With two significant target price hikes from Bernstein and JP Morgan against a minor trim by Jefferies, the market is closely watching to see if the company’s attractive valuation will lead to a further re-rating.
Jefferies On Relinace Industries
While Jefferies maintained its buy call on Reliance Industries, it marginally trimmed its target to Rs 1,650 per share.
The brokerage defined the rationale behind its bullish view to be improving growth visibility on space addition in Retail, constructive tariff outlook in Jio, strong showing in O2C in Q1
The company currently trades below its long term average EV/Ebitda valuations based on projected earnings, which could allow for re-rating.
With the focus back on growth, and streamlining largely behind, the conglomerate’s retail segment resumed healthy mid-teens growth in quarter ended March, 2025, driven by same store sales growth improvement.
Its foray into quick commerce has also seen healthy traction, with plans to substantially expand ahead.
Jio remains well-placed to deliver 18% compounded growth in revenue over FY25-27 and 21% compounded Ebitda growth over the same period
Growth to be supported by improving pricing environment, and scale-up of home broadband business
Healthy growth outlook with moderating capital expenditure will lead to as much as a tenfold rise in free cash flows over the two year period
According to Jefferies, the telecommunication sector is the best way to play the consumption theme in India, which further supports its rationale for a likely re-rating in the company’s valuations.
In calendar year 2025 so far, permanent refinery closures have totaled up to 1.1mmbpd or million barrels per day.
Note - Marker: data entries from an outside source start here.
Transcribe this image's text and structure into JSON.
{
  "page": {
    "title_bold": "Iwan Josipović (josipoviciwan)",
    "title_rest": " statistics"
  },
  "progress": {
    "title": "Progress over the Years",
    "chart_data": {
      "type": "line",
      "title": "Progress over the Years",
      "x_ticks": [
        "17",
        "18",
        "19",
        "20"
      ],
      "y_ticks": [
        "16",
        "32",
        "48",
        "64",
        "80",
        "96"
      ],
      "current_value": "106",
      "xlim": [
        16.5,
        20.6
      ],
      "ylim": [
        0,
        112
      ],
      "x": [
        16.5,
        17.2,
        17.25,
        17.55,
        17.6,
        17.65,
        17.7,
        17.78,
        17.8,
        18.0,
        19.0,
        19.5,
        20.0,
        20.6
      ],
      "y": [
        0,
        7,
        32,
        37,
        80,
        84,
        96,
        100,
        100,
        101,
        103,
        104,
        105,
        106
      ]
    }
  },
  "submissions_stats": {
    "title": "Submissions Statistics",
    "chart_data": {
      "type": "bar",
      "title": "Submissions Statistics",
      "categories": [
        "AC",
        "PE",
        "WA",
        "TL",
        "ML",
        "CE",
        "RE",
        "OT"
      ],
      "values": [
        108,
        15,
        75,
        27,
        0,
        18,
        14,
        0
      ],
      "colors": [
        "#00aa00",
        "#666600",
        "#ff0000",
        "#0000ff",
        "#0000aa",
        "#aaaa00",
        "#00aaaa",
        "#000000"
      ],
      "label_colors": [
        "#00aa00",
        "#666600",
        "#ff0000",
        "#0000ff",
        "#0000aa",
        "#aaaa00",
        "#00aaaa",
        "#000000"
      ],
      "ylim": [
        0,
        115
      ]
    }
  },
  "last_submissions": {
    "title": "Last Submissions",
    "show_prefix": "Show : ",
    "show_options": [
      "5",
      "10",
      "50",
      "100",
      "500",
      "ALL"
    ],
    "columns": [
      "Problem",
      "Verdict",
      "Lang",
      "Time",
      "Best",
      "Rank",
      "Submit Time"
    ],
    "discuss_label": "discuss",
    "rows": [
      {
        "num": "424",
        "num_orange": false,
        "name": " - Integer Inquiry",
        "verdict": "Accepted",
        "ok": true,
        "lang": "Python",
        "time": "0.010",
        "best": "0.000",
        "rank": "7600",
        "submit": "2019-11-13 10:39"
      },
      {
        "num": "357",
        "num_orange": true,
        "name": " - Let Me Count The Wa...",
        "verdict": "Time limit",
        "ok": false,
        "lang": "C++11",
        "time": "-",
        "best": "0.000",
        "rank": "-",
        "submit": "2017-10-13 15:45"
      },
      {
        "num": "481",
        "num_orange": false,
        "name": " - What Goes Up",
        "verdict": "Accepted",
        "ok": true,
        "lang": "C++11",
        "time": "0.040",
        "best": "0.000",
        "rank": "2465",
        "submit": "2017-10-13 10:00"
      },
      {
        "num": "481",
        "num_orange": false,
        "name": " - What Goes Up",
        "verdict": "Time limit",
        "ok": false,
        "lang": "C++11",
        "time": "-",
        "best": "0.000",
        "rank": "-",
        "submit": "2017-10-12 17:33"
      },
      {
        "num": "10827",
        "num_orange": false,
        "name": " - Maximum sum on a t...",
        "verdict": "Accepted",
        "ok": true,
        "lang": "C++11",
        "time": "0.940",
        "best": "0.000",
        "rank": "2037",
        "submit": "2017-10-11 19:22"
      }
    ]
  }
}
This has been more than what was closed over 2023 and 2024, combined.
With net refinery capacity additions lower than the projected demand growth, this should benefit the company’s margins.
Petchem spreads are now gradually recovering from the lowest level in a decade hit in Q3FY25, the Jefferies note said, and while the outlook remains soft, a further downside could be limited.
Reliance Industries: Bear Case Scenario
Jefferies also considered a downside scenario with a price target of Rs 1150 implying a 19% downside. Potential triggers for such a scenario could be lower-than-expected telecom ARPU or subscribers for Jio, which could lead to a valuation derating.
Further, a slower recovery in China could also lead to lower margins in the refining/petchem segment.
An elevated cash burn in e-commerce leading a valuation derating could also lead to the downside scenario.
In its base case scenario however, the brokerage projects an upside of 16%.
Bernstein On Reliance Industries
Bernstein maintained an outperform rating, and raised its target price to Rs 1,640 (earlier Rs 1520), implying a 15% upside.
The brokerage sees growth momentum strengthening on the back of store rationalization nearing completion, continued tariff repair, and scale-up in the new energy segment.
It believes that an improving growth outlook, combined with supportive valuations, sets the stage for a potential stock re-rating
According to its note, Reliance Retail has undergone a significant store rationalization process, with the closure of approximately 2,100 underperforming stores in fiscal 2025, and the cycle has now concluded.
It now expects the company to shift focus from aggressive expansion to quality growth.
Bernstein believes telecom will remain the bright spot as ARPU hike reflects in earnings, with moderating trends in capital expenditure.
Acceleration in Jio AirFiber rollout, faster broadband additions should drive growth in the segment, the note said.
As the brokerage revised its estimates post the final quarter results for fiscal 2025, it notes that the company is trading at a 15% discount to its three-year average valuation multiples based on projected earnings over the following 12-month period, making the risk-reward attractive.
JP Morgan On Reliance Industries
Maintain overweight stance with price target of Rs 1568 (earlier Rs 1530)
The brokerage believes that the next two years should be better than the last two for the company
A note released by the brokerage highlights the pressure that the stock has faced under large earnings cuts driven by weaker earnings in the refining and petchem segment.
JP Morgan believes that with the margins having fallen materially, there should be little sustained downside over the next fiscal period.
It believes that some cuts to Reliance Industries’ earnings are still possible, but should also be true for the rest of the market as well, making further underperformance unlikely.